米Intelは現地時間6月10日、「Lakefield」の開発コードネームで知られていたモバイル向け新プロセッサを正式発表した。

  • Intelがモバイル向け新SoC「Lakefield」発表 - CoreとAtomのハイブリッドCPU

    12×12mmのフットプリントで、厚さ1mmという非常にコンパクトなLakefieldのSoCパッケージ

製品ラインナップは「Core i5-L16G7」ならびに「Core i3-L13G4」の2モデルで、ともに2in1モバイルやタブレットのWindows PC向け。
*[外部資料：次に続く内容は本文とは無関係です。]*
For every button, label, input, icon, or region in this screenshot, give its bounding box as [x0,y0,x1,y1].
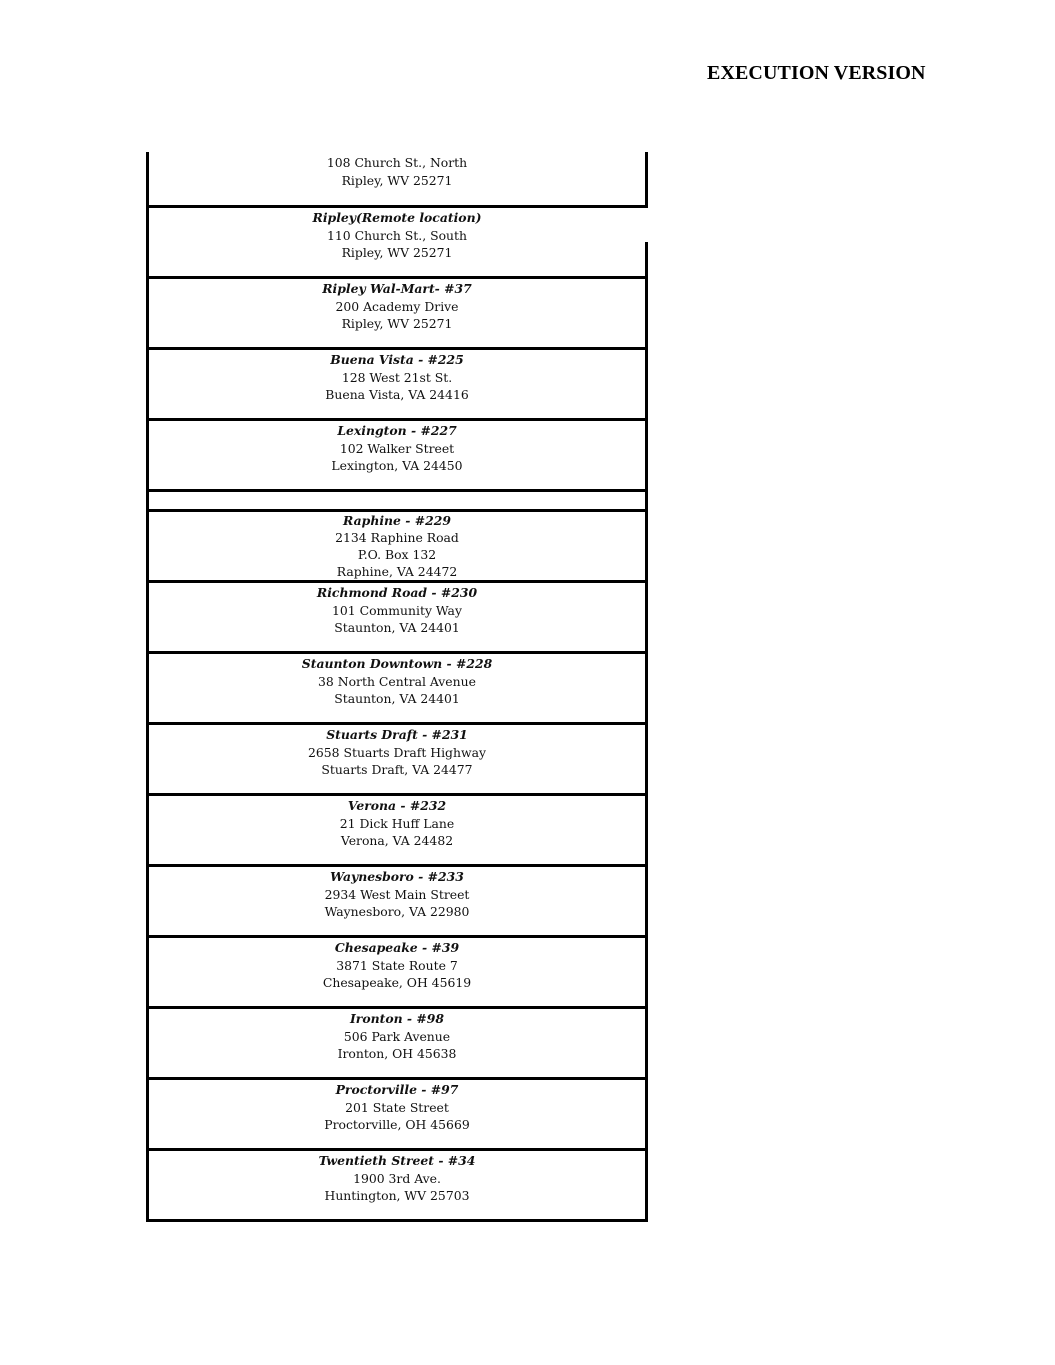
table-border-left [146,654,149,725]
location-name: Proctorville - #97 [335,1082,459,1097]
table-border-left [146,350,149,421]
location-name: Stuarts Draft - #231 [326,727,468,742]
table-border-right [645,152,648,208]
address-line: Ripley, WV 25271 [341,316,453,331]
table-border-left [146,867,149,938]
location-row [146,1151,648,1222]
table-border-left [146,583,149,654]
location-name: Verona - #232 [347,798,447,813]
address-line: 3871 State Route 7 [336,957,458,973]
table-border-right [645,421,648,492]
table-border-left [146,938,149,1009]
address-line: Huntington, WV 25703 [324,1188,470,1203]
table-border-left [146,208,149,279]
table-border-left [146,1151,149,1222]
address-line: 2134 Raphine Road [335,530,459,545]
location-name: Waynesboro - #233 [330,869,464,884]
address-line: 102 Walker Street [339,440,455,456]
location-name: Ripley Wal-Mart- #37 [322,281,472,296]
table-border-left [146,152,149,208]
table-border-right [645,725,648,796]
location-row [146,796,648,867]
table-border-left [146,796,149,867]
table-border-left [146,1009,149,1080]
location-row [146,492,648,512]
location-row [146,654,648,725]
address-line: Ripley, WV 25271 [341,172,453,188]
location-row [146,279,648,350]
location-name: Richmond Road - #230 [316,585,478,600]
location-row [146,1080,648,1151]
table-border-left [146,1080,149,1151]
location-name: Ripley(Remote location) [312,210,482,225]
address-line: Staunton, VA 24401 [334,620,460,635]
address-line: P.O. Box 132 [357,547,437,562]
address-line: Raphine, VA 24472 [336,564,458,579]
table-border-right [645,1080,648,1151]
address-line: 201 State Street [345,1099,449,1115]
location-row [146,725,648,796]
table-border-right [645,1151,648,1222]
location-name: Chesapeake - #39 [334,940,460,955]
location-row [146,350,648,421]
table-border-left [146,512,149,583]
address-line: Stuarts Draft, VA 24477 [321,762,473,777]
location-row [146,152,648,208]
table-border-right [645,1009,648,1080]
address-line: 200 Academy Drive [335,298,459,314]
location-row [146,512,648,583]
address-line: Lexington, VA 24450 [331,458,463,473]
table-border-right [645,867,648,938]
address-line: Waynesboro, VA 22980 [324,904,470,919]
location-row [146,208,648,279]
location-row [146,421,648,492]
location-name: Staunton Downtown - #228 [301,656,493,671]
address-line: Ironton, OH 45638 [337,1046,457,1061]
address-line: Ripley, WV 25271 [341,245,453,260]
table-border-right [645,350,648,421]
address-line: 1900 3rd Ave. [353,1170,441,1186]
address-line: Chesapeake, OH 45619 [322,975,472,990]
location-row [146,583,648,654]
location-name: Twentieth Street - #34 [318,1153,476,1168]
address-line: Verona, VA 24482 [340,833,454,848]
table-border-right [645,654,648,725]
location-row [146,1009,648,1080]
table-border-left [146,279,149,350]
location-name: Raphine - #229 [343,513,451,528]
locations-table [146,152,648,1222]
address-line: 2658 Stuarts Draft Highway [308,744,486,760]
address-line: Proctorville, OH 45669 [324,1117,470,1132]
table-border-right [645,279,648,350]
address-line: 110 Church St., South [327,227,467,243]
address-line: 21 Dick Huff Lane [339,815,455,831]
address-line: 38 North Central Avenue [318,673,476,689]
table-border-left [146,421,149,492]
table-border-right [645,242,648,279]
location-row [146,938,648,1009]
address-line: 2934 West Main Street [324,886,470,902]
address-line: 108 Church St., North [326,155,468,170]
location-row [146,867,648,938]
table-border-bottom [146,1219,648,1222]
table-border-right [645,938,648,1009]
address-line: 506 Park Avenue [343,1028,451,1044]
table-border-left [146,725,149,796]
location-name: Ironton - #98 [350,1011,444,1026]
address-line: Staunton, VA 24401 [334,691,460,706]
address-line: 128 West 21st St. [341,369,453,385]
address-line: 101 Community Way [332,602,462,618]
table-border-right [645,583,648,654]
document-header: EXECUTION VERSION [707,62,926,84]
location-name: Buena Vista - #225 [330,352,464,367]
table-border-right [645,512,648,583]
location-name: Lexington - #227 [337,423,457,438]
table-border-right [645,796,648,867]
address-line: Buena Vista, VA 24416 [325,387,469,402]
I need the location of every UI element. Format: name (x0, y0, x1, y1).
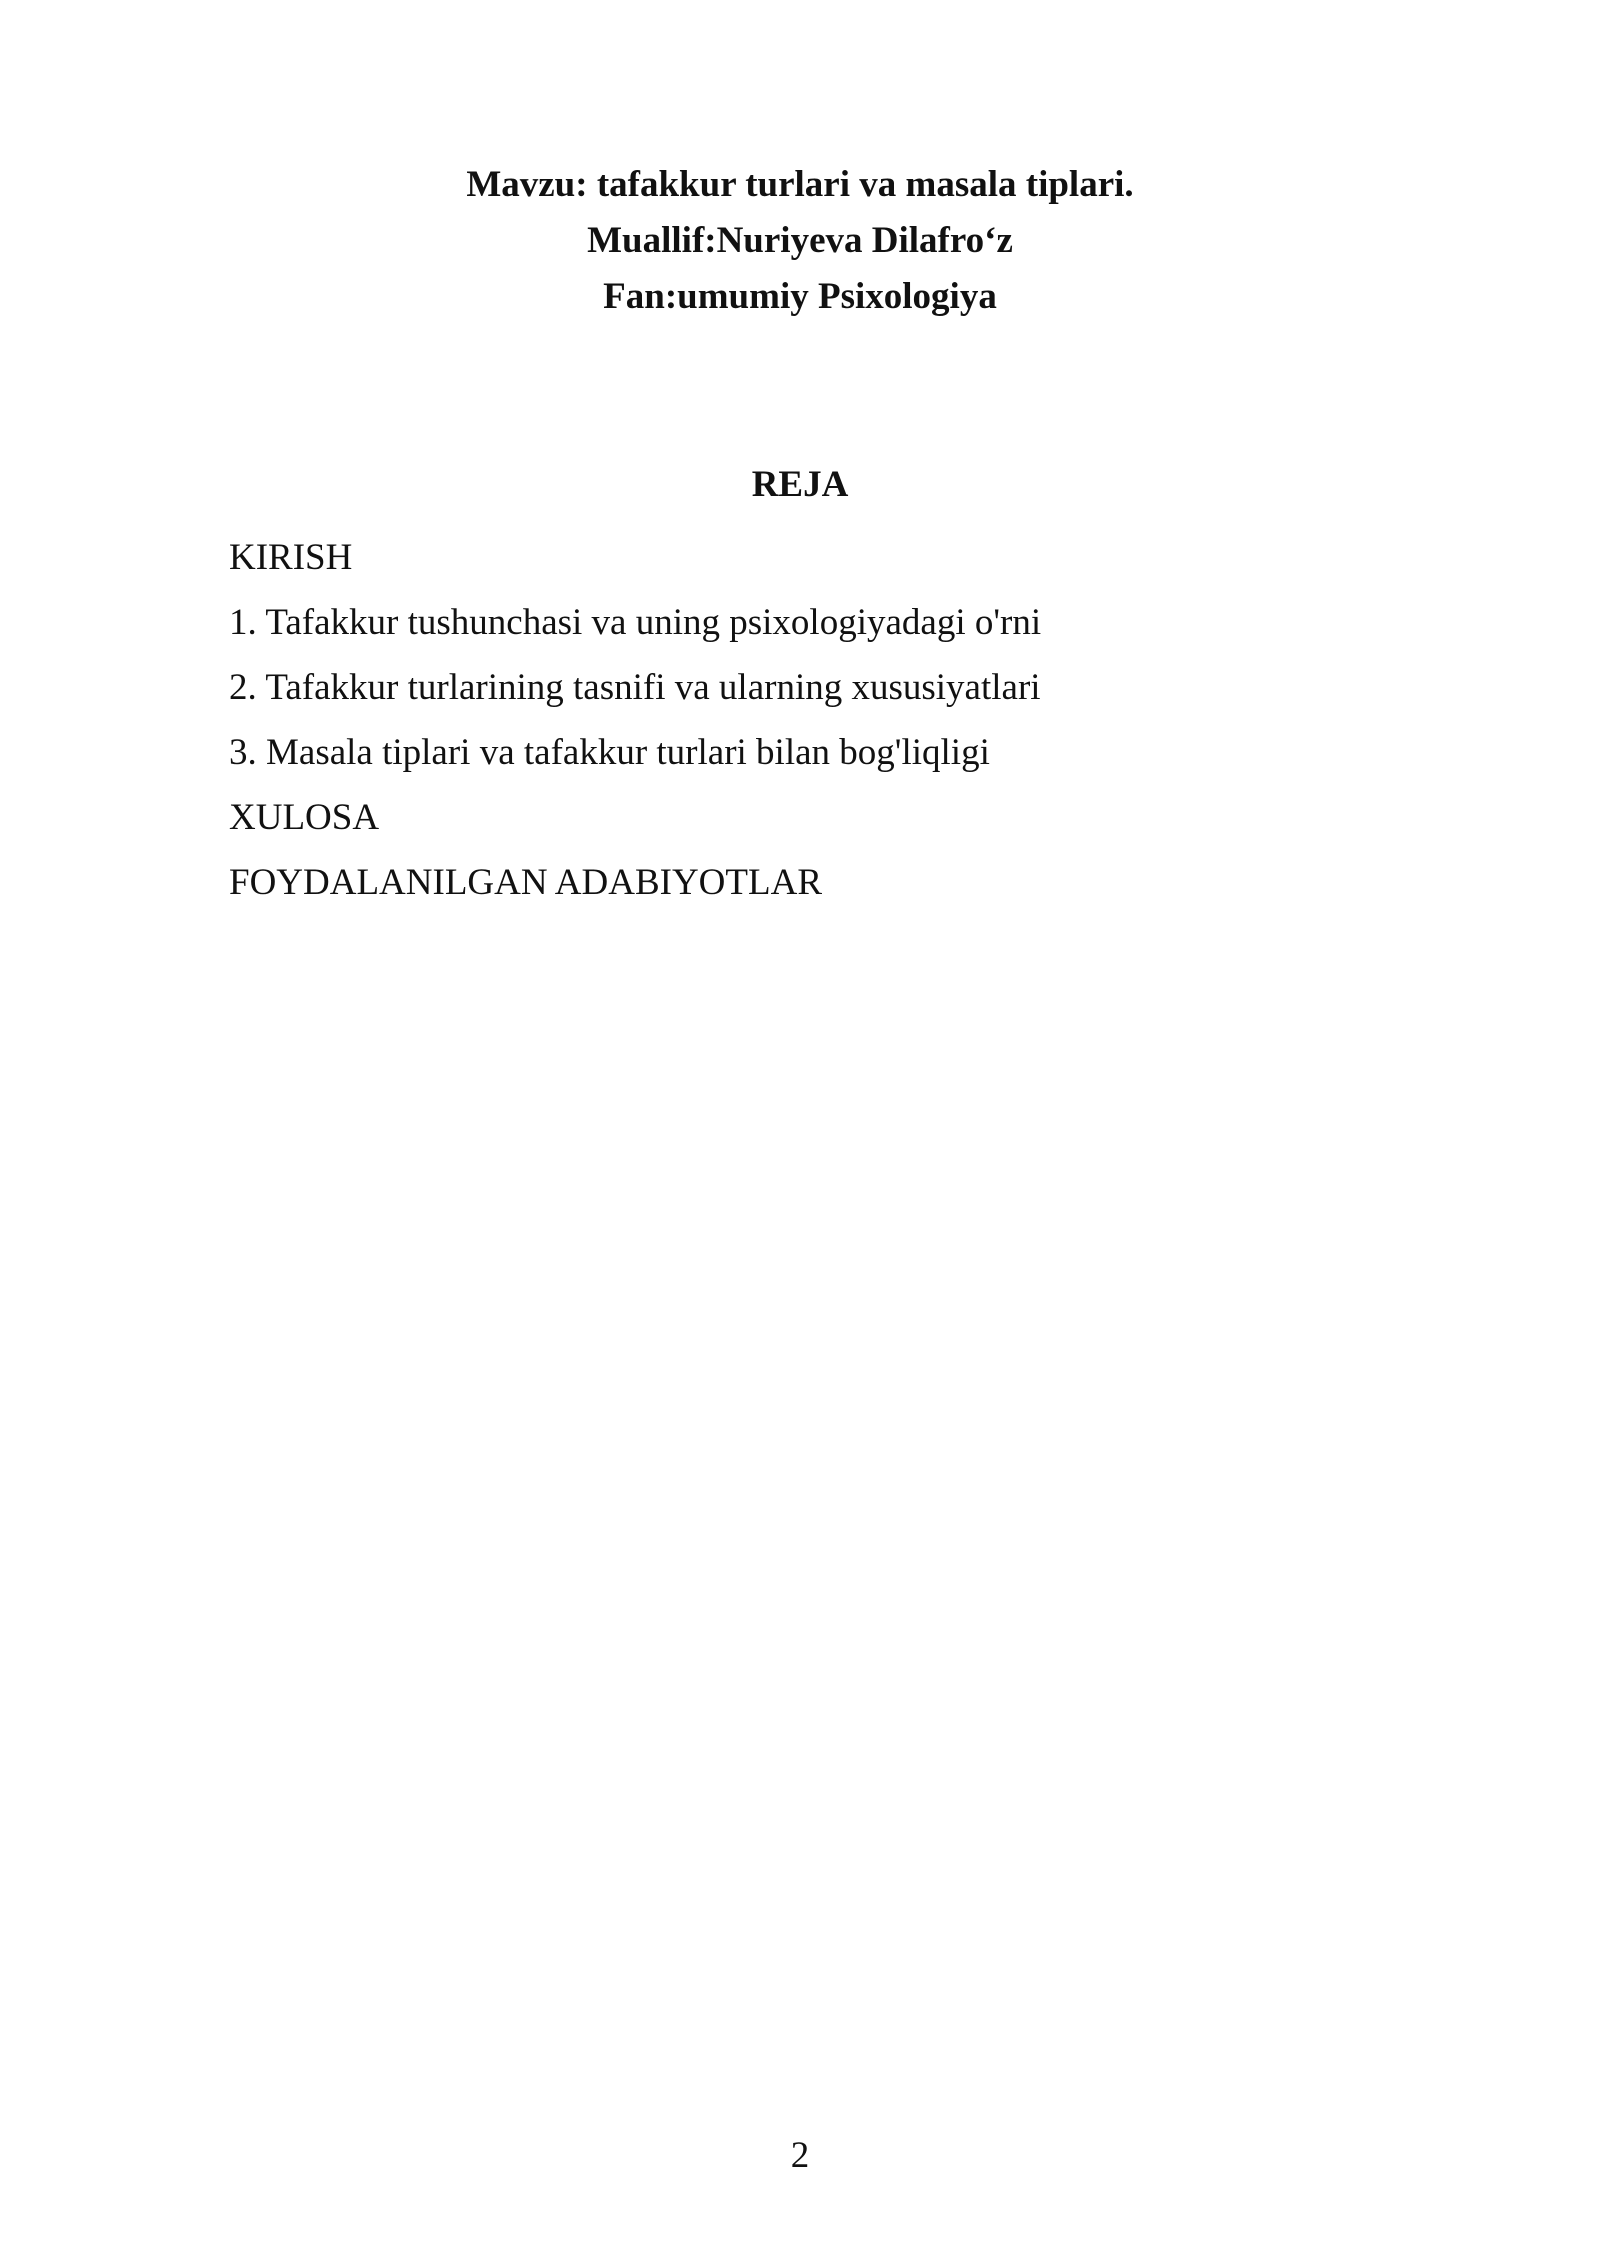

LakefieldはCPUコアにIntel Core系とAtom系を組み合わせて搭載しているほか、3次元パッケージング技術「Foveros」の初採用など見どころが多く、ArmベースのSoCに対抗する省電力・高性能製品として期待される。

  • Lakefieldを搭載したモバイルPC向け基板の例

Intel新開発の3次元パッケージング技術のFoverosは、CPUやGPUといったロジック回路を3次元積層して基板実装する技術で、異なるプロセスで製造されたロジックも積層できる。Lakefieldでは、CPUコア部分に10nmプロセスで製造される「Sunny Cove」ベースのコアを1基と、22nmプロセスの「Tremont」ベースのコアを4基、そしてGPUコアを統合したシリコンレイヤーに、異なるプロセス技術で製造されるI/Oやメモリのレイヤーも3次元的に積層している。

  • Lakefieldのパッケージを横から見たイメージ。Foveros技術を用い、3次元的に回路を積層している

Sunny Coveは現行の第10世代Intel CoreであるIce LakeのCPUコアに採用されているもので、Atom系のTremontコアとタスクを割り振って動作することで、処理能力と省電力性の向上を図っている。Lakefieldの待機時消費電力は2.5mWとされ、Foverosの恩恵でSoCパッケージサイズも12mm四方とコンパクトであるため、小型モバイルPCの性能を引き上げつつも、ハードウェアをより柔軟にデザインできるようになる。

  • Lakefieldのブロック図。Hybrid CPUとして示されているCPU部に、SNC(Sunny Cove)が1基とTNT(Tremont)が4基搭載されている

ラインナップするCore i5-L16G7とCore i3-L13G4の主な違いは、CPUコアの動作周波数と、統合GPUのEU(Execution Unit)数で、各製品の主な仕様は以下の通り。

モデル i5-L16G7 i3-L13G4
コア/スレッド数 5コア/5スレッド
ベースクロック 1.4GHz 0.8GHz
ターボクロック
(シングルコア動作最大)
3.0GHz 2.8GHz
ターボクロック
(オールコア動作最大)
1.8GHz 1.3GHz
iGPU Intel UHD Graphics Gen11
iGPU EU数 64基 48基
iGPU 最大クロック 0.5GHz
キャッシュ 4MB
TDP 7W
対応メモリ LPDDR4X-4267

なおLakefield、PCの新フォームファクタとして注目を集めるフォルダブルPC(折りたたみPC)として発表されたレノボの「ThinkPad X1 Fold」や、マイクロソフトの「Surface Neo」への搭載が既に明らかになっている。